BBMRI-ERIC, Neue Stiftingtalstrasse 2, 8010, Graz, Austria.
Faculty of Informatics, Masaryk University, Botanická 68a, 602 00, Brno, Czech Republic.
Sci Data. 2022 Aug 17;9(1):503. doi: 10.1038/s41597-022-01537-6.
Provenance is information describing the lineage of an object, such as a dataset or biological material. Since these objects can be passed between organizations, each organization can document only parts of the objects life cycle. As a result, interconnection of distributed provenance parts forms distributed provenance chains. Dependant on the actual provenance content, complete provenance chains can provide traceability and contribute to reproducibility and FAIRness of research objects. In this paper, we define a lightweight provenance model based on W3C PROV that enables generation of distributed provenance chains in complex, multi-organizational environments. The application of the model is demonstrated with a use case spanning several steps of a real-world research pipeline - starting with the acquisition of a specimen, its processing and storage, histological examination, and the generation/collection of associated data (images, annotations, clinical data), ending with training an AI model for the detection of tumor in the images. The proposed model has become an open conceptual foundation of the currently developed ISO 23494 standard on provenance for biotechnology domain.

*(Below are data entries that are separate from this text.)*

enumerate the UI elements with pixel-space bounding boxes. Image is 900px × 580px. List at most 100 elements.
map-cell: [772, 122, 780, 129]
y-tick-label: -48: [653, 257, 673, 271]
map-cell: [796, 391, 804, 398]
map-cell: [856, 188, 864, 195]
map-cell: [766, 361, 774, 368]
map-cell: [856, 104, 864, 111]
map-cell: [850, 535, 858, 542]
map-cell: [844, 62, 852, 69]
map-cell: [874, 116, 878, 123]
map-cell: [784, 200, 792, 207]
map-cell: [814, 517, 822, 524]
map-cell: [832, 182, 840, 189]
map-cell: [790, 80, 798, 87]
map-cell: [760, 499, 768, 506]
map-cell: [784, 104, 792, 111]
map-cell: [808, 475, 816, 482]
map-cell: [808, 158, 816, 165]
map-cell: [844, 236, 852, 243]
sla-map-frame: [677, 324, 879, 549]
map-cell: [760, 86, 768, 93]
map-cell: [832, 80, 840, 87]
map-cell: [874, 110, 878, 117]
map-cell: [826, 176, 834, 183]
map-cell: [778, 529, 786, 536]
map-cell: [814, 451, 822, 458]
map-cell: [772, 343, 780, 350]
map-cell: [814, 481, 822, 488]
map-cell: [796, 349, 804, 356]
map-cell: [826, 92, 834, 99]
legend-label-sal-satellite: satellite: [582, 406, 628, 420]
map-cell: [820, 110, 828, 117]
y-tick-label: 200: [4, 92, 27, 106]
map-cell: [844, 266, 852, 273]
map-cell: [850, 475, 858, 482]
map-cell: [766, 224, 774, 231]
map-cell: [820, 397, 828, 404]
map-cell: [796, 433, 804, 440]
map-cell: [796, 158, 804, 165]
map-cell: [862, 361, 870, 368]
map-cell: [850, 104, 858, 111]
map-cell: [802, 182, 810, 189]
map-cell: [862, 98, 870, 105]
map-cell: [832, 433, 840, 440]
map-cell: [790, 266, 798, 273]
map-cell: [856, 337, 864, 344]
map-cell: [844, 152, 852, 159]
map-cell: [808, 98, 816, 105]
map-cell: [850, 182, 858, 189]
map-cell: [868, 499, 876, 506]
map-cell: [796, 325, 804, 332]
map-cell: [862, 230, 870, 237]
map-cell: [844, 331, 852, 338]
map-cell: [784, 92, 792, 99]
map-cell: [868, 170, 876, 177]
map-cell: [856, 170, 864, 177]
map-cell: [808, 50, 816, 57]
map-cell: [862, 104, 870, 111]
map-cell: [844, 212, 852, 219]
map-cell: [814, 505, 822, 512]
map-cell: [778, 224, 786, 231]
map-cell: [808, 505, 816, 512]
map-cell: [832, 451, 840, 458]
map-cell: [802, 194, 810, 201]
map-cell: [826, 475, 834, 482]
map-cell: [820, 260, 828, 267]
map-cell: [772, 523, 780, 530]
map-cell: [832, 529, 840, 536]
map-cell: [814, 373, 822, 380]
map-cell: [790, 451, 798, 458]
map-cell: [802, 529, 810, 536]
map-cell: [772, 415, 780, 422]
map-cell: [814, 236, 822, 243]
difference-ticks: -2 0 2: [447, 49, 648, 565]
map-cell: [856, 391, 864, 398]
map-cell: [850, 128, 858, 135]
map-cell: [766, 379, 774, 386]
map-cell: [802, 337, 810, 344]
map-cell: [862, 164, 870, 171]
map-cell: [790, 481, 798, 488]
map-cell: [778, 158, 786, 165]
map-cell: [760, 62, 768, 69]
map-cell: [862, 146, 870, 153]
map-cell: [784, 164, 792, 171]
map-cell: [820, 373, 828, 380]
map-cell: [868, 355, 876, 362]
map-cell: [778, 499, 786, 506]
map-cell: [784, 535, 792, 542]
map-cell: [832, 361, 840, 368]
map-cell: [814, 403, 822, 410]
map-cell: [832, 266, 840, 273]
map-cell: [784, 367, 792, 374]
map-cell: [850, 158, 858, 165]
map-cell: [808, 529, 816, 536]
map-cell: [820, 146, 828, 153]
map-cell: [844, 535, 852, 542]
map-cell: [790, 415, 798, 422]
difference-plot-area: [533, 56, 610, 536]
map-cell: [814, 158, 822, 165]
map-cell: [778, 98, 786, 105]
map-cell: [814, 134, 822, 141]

起源是描述对象(如数据集或生物材料)血统的信息。由于这些对象可以在组织之间传递,因此每个组织只能记录对象生命周期的部分内容。因此,分布式起源部分的互连形成分布式起源链。根据实际起源内容,完整的起源链可以提供可追溯性,并有助于研究对象的可重复性和 FAIR 性。在本文中,我们定义了一个基于 W3C PROV 的轻量级起源模型,该模型能够在复杂的多组织环境中生成分布式起源链。该模型的应用通过一个用例演示,该用例跨越了现实世界研究管道的多个步骤——从获取标本开始,然后对其进行处理和存储,进行组织学检查,并生成/收集相关数据(图像、注释、临床数据),最后使用 AI 模型检测图像中的肿瘤。所提出的模型已成为目前正在开发的生物技术领域起源的 ISO 23494 标准的开放概念基础。